Given that \(\int_0^5 {\frac{2}{{2x + 5}}} {\rm{d}}x = \ln k\) , find the value of k .

correct integration, \(2 \times \frac{1}{2}\ln (2x + 5)\)     A1A1

Note: Award A1 for \(2 \times \frac{1}{2}( = 1)\) and A1 for \(\ln (2x + 5)\) .

evidence of substituting limits into integrated function and subtracting     (M1)

e.g. \(\ln (2 \times 5 + 5) - \ln (2 \times 0 + 5)\)
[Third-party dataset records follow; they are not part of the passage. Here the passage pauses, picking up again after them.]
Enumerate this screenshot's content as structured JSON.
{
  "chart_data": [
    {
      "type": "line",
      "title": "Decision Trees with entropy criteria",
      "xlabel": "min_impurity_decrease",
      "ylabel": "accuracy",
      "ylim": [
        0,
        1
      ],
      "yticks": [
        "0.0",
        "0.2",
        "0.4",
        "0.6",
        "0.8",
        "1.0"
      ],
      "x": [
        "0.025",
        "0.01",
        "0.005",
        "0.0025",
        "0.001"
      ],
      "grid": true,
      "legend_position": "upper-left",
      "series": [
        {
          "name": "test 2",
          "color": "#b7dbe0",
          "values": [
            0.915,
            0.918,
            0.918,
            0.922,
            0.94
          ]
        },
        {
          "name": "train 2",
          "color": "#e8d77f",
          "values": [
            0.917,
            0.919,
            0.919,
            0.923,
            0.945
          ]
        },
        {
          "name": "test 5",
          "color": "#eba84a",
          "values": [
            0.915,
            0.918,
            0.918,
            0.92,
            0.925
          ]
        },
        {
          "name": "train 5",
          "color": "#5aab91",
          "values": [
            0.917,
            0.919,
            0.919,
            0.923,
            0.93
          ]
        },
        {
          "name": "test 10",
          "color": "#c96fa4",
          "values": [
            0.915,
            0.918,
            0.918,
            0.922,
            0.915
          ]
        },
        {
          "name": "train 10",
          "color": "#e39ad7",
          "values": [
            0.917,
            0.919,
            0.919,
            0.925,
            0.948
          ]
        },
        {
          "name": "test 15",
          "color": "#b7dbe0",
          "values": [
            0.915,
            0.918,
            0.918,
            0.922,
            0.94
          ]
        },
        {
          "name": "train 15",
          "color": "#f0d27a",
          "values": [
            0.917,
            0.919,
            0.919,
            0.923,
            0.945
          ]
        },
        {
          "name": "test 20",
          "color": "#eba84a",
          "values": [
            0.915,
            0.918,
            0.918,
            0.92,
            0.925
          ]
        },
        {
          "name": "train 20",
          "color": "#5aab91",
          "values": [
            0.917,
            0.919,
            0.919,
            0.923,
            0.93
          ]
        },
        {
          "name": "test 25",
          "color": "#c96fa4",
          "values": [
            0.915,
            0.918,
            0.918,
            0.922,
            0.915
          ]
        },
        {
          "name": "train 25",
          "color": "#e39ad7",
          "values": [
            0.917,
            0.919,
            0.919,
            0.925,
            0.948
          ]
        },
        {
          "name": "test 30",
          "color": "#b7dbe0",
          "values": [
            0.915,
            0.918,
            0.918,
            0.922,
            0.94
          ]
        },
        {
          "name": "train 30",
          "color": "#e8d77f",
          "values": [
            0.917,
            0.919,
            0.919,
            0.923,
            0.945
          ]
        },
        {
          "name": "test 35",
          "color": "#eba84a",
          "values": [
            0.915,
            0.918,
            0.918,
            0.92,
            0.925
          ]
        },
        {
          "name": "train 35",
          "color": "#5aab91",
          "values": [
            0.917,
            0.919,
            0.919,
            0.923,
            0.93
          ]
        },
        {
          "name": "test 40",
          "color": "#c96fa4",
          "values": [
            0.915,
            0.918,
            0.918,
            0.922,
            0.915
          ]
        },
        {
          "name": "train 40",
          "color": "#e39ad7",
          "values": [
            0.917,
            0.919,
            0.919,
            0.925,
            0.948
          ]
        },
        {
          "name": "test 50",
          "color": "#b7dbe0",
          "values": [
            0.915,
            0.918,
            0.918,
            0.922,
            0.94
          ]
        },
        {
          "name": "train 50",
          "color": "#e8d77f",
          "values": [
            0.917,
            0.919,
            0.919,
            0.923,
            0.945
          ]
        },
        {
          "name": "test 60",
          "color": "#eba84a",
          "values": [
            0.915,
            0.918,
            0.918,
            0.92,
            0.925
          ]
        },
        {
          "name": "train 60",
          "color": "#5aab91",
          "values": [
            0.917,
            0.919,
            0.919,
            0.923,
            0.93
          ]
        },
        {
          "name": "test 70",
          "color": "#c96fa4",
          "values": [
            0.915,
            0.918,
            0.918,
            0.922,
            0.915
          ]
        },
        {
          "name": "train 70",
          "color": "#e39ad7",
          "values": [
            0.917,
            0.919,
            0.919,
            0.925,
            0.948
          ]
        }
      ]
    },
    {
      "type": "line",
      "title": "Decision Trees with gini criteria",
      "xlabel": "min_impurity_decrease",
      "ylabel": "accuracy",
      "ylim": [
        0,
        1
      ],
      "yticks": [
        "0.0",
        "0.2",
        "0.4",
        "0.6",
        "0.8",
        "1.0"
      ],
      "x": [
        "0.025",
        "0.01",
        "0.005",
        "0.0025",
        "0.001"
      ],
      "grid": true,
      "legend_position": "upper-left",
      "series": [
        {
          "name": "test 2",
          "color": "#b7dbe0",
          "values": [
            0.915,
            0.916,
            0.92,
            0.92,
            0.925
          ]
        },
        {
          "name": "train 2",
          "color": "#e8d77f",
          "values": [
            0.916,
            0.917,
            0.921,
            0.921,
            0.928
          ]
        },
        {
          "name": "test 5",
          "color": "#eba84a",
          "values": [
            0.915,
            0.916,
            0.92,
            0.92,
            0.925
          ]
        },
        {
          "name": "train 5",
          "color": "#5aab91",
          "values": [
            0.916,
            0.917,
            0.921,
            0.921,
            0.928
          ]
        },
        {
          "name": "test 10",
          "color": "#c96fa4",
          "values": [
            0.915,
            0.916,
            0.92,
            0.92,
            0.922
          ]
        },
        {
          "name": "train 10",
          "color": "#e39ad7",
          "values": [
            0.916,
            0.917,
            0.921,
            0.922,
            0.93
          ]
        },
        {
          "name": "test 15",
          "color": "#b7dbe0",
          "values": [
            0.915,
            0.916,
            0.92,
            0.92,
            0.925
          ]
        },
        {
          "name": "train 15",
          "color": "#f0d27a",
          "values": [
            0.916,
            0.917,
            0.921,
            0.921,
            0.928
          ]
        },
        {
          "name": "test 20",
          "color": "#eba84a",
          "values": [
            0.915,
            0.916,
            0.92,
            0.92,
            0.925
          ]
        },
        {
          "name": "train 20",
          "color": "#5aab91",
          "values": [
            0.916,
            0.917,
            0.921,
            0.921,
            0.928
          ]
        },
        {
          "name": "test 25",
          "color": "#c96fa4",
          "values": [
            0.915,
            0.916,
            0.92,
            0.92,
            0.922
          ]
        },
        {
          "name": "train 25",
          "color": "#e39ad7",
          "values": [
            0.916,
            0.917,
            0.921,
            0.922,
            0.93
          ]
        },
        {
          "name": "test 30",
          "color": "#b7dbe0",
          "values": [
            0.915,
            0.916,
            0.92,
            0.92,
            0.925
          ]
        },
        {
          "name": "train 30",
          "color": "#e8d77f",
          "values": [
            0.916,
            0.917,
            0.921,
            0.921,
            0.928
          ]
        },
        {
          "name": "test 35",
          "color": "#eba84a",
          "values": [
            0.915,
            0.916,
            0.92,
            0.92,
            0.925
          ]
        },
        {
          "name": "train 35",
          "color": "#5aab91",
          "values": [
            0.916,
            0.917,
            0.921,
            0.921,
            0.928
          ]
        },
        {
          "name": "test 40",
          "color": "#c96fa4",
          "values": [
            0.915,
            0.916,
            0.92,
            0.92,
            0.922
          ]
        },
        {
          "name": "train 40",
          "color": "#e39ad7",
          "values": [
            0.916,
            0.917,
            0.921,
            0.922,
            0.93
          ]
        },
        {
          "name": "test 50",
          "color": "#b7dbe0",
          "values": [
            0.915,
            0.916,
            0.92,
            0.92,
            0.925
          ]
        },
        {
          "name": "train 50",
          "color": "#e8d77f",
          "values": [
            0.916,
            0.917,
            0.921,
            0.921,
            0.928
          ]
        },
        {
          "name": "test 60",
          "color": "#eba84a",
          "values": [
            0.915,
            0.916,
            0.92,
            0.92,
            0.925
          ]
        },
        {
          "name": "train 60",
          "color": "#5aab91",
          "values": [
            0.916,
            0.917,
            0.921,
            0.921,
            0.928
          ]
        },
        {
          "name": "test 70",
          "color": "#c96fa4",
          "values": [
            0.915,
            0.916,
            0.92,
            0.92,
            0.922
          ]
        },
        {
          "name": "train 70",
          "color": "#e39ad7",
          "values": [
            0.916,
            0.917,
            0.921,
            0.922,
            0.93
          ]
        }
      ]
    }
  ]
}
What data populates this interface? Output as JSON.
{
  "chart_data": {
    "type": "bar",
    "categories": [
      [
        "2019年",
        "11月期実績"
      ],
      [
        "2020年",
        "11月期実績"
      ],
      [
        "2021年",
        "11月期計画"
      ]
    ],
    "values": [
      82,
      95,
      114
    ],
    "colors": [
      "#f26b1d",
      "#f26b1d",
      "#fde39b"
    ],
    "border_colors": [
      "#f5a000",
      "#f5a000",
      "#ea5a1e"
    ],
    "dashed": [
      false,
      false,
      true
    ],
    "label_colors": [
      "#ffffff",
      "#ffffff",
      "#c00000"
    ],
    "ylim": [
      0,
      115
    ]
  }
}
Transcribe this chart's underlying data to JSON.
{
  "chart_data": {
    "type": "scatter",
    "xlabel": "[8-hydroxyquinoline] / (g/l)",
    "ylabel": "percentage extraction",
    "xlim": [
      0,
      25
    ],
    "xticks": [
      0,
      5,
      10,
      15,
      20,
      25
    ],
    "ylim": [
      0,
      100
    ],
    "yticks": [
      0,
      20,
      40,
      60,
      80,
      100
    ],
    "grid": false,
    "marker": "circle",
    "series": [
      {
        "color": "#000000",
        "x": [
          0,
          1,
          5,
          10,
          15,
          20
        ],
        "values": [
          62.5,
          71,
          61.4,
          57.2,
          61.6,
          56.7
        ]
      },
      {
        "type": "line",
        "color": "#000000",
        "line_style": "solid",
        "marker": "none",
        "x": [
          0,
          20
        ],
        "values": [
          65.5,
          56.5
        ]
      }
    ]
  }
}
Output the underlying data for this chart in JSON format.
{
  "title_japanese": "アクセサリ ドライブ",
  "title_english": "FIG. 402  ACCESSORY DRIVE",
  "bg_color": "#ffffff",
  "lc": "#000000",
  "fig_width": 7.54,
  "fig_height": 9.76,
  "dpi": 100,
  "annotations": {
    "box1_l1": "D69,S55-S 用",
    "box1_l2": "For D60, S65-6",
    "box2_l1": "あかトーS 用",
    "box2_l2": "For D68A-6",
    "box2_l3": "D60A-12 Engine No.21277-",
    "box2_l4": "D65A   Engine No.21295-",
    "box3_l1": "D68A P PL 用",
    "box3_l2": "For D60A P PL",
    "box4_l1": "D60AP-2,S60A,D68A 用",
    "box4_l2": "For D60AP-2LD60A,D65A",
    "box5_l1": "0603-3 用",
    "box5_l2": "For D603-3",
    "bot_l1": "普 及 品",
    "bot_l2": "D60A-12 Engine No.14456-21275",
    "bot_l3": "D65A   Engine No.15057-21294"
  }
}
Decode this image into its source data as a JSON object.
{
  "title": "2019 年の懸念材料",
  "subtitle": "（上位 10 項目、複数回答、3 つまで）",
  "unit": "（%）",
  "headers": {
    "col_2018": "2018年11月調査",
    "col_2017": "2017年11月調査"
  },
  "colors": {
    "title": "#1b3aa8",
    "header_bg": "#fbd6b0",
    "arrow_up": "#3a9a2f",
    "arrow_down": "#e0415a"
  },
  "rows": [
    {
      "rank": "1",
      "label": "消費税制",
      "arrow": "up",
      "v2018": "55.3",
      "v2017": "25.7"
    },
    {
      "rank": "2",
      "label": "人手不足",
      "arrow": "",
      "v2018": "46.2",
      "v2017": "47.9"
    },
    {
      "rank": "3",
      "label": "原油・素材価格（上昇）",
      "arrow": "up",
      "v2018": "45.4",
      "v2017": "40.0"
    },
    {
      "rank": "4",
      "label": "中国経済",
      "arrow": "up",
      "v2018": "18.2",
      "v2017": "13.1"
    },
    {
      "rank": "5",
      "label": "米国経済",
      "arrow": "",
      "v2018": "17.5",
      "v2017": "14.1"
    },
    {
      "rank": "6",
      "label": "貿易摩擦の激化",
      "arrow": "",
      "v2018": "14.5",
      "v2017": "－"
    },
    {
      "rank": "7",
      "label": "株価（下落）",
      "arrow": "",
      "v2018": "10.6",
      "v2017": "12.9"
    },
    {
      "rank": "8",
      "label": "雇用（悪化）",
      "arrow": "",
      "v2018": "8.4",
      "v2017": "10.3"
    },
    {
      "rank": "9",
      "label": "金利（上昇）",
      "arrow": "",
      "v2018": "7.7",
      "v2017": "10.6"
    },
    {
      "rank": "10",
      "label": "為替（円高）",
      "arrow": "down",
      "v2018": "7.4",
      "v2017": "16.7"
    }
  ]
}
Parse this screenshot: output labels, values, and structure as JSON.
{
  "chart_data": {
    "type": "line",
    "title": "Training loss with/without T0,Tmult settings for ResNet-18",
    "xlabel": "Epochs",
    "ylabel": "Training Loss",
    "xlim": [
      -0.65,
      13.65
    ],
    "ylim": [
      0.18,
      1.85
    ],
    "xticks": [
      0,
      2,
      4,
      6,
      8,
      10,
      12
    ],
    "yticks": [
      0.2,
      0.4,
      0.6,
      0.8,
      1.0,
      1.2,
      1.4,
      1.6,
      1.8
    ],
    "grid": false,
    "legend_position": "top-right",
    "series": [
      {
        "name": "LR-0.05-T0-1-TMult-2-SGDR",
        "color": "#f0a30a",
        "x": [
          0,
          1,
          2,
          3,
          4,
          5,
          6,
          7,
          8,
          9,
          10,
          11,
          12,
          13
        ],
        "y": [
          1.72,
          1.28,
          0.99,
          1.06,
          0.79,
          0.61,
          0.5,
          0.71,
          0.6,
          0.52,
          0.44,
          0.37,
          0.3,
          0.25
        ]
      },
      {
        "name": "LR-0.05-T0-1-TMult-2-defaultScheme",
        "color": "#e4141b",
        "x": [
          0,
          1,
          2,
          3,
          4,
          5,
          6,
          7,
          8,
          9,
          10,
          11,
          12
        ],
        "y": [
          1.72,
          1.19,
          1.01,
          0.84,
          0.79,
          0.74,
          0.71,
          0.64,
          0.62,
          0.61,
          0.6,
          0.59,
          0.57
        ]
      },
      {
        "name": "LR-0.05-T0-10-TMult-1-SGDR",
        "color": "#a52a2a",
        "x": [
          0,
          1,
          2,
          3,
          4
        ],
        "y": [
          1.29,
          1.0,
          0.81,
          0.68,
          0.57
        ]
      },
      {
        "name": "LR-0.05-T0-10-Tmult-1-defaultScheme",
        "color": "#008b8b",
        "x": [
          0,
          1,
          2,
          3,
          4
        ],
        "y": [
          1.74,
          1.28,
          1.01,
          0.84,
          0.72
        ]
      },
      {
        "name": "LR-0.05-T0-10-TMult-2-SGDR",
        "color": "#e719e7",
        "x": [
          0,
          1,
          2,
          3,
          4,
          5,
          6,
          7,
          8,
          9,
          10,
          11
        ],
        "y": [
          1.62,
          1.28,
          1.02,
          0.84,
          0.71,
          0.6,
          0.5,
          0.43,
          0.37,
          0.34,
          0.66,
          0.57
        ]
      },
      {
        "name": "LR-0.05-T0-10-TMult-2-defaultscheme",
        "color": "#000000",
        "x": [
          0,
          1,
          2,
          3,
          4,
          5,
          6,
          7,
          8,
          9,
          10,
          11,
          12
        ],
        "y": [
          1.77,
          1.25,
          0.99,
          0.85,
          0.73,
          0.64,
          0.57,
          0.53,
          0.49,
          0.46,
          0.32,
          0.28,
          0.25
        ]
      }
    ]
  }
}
correct substitution     A1

e.g. \(\ln 15 - \ln 5\)

correct working     (A1)

e.g. \(\ln \frac{{15}}{5},\ln 3\)

\(k = 3\)     A1     N3 

[6 marks]

Knowing that the answer to this integration led to a natural logarithm function helped many candidates make progress on this more challenging question, although some candidates simply substituted the limits straight away without integrating. Although some candidates incorrectly simplified \(\ln 15 - \ln 5\) as \(\ln 10\) or \(\frac{{\ln 15}}{{\ln 5}} = \ln 3\) , a pleasing number applied the logarithm property correctly. Some candidates had difficulty with missing brackets which typically led to \(\ln 0\) in their answer.